Sterren in de geschiedenis: de astronomie van de Babyloniërs.

05 apr 2016

OSR blog post

Eeuwenlang worden de sterren en planeten al bestudeerd. Zelfs in het oude Babylonië hielden de mensen zich bezig met astronomie. Het Babylonische koninkrijk heeft vele eeuwen lang bestaan: van 1800 voor Christus tot 539 voor Christus. Babylonië was onderdeel van Mesopotamië en besloeg het gebied tussen het huidige Bagdad en de Perzische Golf.

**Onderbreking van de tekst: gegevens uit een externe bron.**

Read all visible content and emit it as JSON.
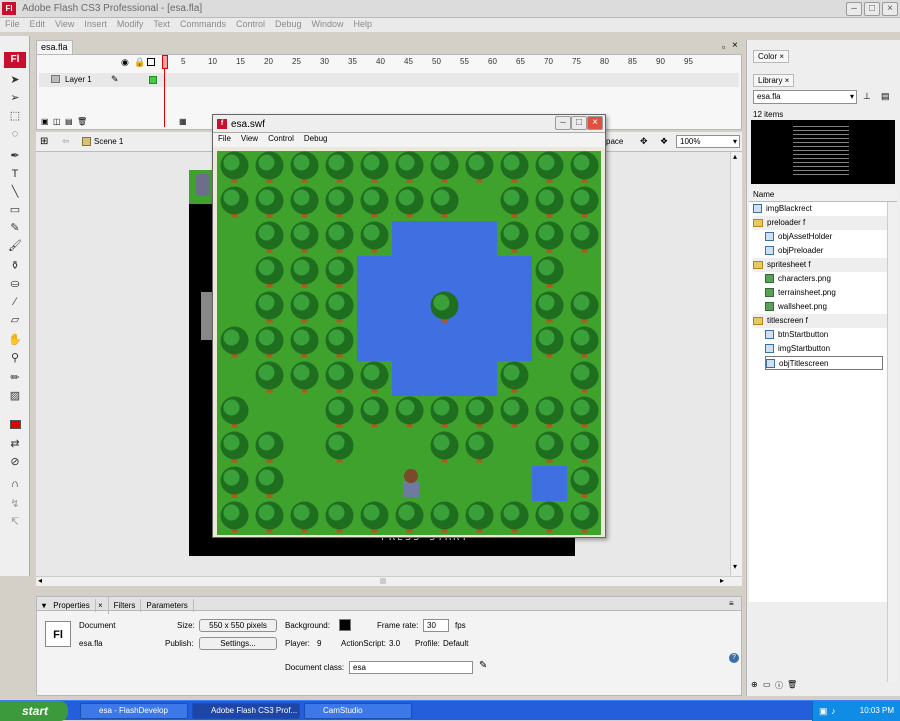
{
  "window": {
    "title": "Adobe Flash CS3 Professional - [esa.fla]",
    "logo": "Fl"
  },
  "menu": [
    "File",
    "Edit",
    "View",
    "Insert",
    "Modify",
    "Text",
    "Commands",
    "Control",
    "Debug",
    "Window",
    "Help"
  ],
  "document_tab": "esa.fla",
  "timeline": {
    "frame_numbers": [
      "5",
      "10",
      "15",
      "20",
      "25",
      "30",
      "35",
      "40",
      "45",
      "50",
      "55",
      "60",
      "65",
      "70",
      "75",
      "80",
      "85",
      "90",
      "95"
    ],
    "layer_name": "Layer 1"
  },
  "editbar": {
    "scene": "Scene 1",
    "workspace_partial": "pace",
    "zoom": "100%"
  },
  "swf_window": {
    "title": "esa.swf",
    "menu": [
      "File",
      "View",
      "Control",
      "Debug"
    ]
  },
  "stage_text": "PRESS START",
  "properties": {
    "tabs": [
      "Properties",
      "Filters",
      "Parameters"
    ],
    "doc_type": "Document",
    "doc_name": "esa.fla",
    "size_label": "Size:",
    "size_value": "550 x 550 pixels",
    "background_label": "Background:",
    "background_color": "#000000",
    "frame_rate_label": "Frame rate:",
    "frame_rate": "30",
    "fps": "fps",
    "publish_label": "Publish:",
    "settings_button": "Settings...",
    "player_label": "Player:",
    "player_value": "9",
    "actionscript_label": "ActionScript:",
    "actionscript_value": "3.0",
    "profile_label": "Profile:",
    "profile_value": "Default",
    "doc_class_label": "Document class:",
    "doc_class_value": "esa"
  },
  "color_panel": {
    "tab": "Color"
  },
  "library": {
    "tab": "Library",
    "file_select": "esa.fla",
    "item_count": "12 items",
    "column_name": "Name",
    "items": [
      {
        "label": "imgBlackrect",
        "kind": "symbol",
        "indent": 0
      },
      {
        "label": "preloader f",
        "kind": "folder",
        "indent": 0
      },
      {
        "label": "objAssetHolder",
        "kind": "symbol",
        "indent": 1
      },
      {
        "label": "objPreloader",
        "kind": "symbol",
        "indent": 1
      },
      {
        "label": "spritesheet f",
        "kind": "folder",
        "indent": 0
      },
      {
        "label": "characters.png",
        "kind": "bitmap",
        "indent": 1
      },
      {
        "label": "terrainsheet.png",
        "kind": "bitmap",
        "indent": 1
      },
      {
        "label": "wallsheet.png",
        "kind": "bitmap",
        "indent": 1
      },
      {
        "label": "titlescreen f",
        "kind": "folder",
        "indent": 0
      },
      {
        "label": "btnStartbutton",
        "kind": "symbol",
        "indent": 1
      },
      {
        "label": "imgStartbutton",
        "kind": "symbol",
        "indent": 1
      },
      {
        "label": "objTitlescreen",
        "kind": "symbol",
        "indent": 1
      }
    ]
  },
  "taskbar": {
    "start": "start",
    "tasks": [
      "esa - FlashDevelop",
      "Adobe Flash CS3 Prof...",
      "CamStudio"
    ],
    "clock": "10:03 PM"
  },
  "colors": {
    "grass": "#3ea22c",
    "water": "#3f6fe0",
    "tree_dark": "#1f6e1f",
    "tree_light": "#3aa03a",
    "trunk": "#b5561e",
    "accent_red": "#c8102e"
  }
}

Astronomische kennis van de Babyloniërs

Binnen de Babylonische wetenschap nam astronomie een belangrijke plaats in. Net zoals in het oude Egypte was deze hier verbonden aan godsdienst. Het uitgangspunt hierbij was het geloof dat het hele universum in nauwe relatie met de bekende wereld ontstaan was. Hun oppergod Marduk had niet alleen de wereld geschapen, maar ook de sterren. Het was in hun ogen dan ook geen toeval dat sterren en planeten in een bepaald patroon aan de hemel staan.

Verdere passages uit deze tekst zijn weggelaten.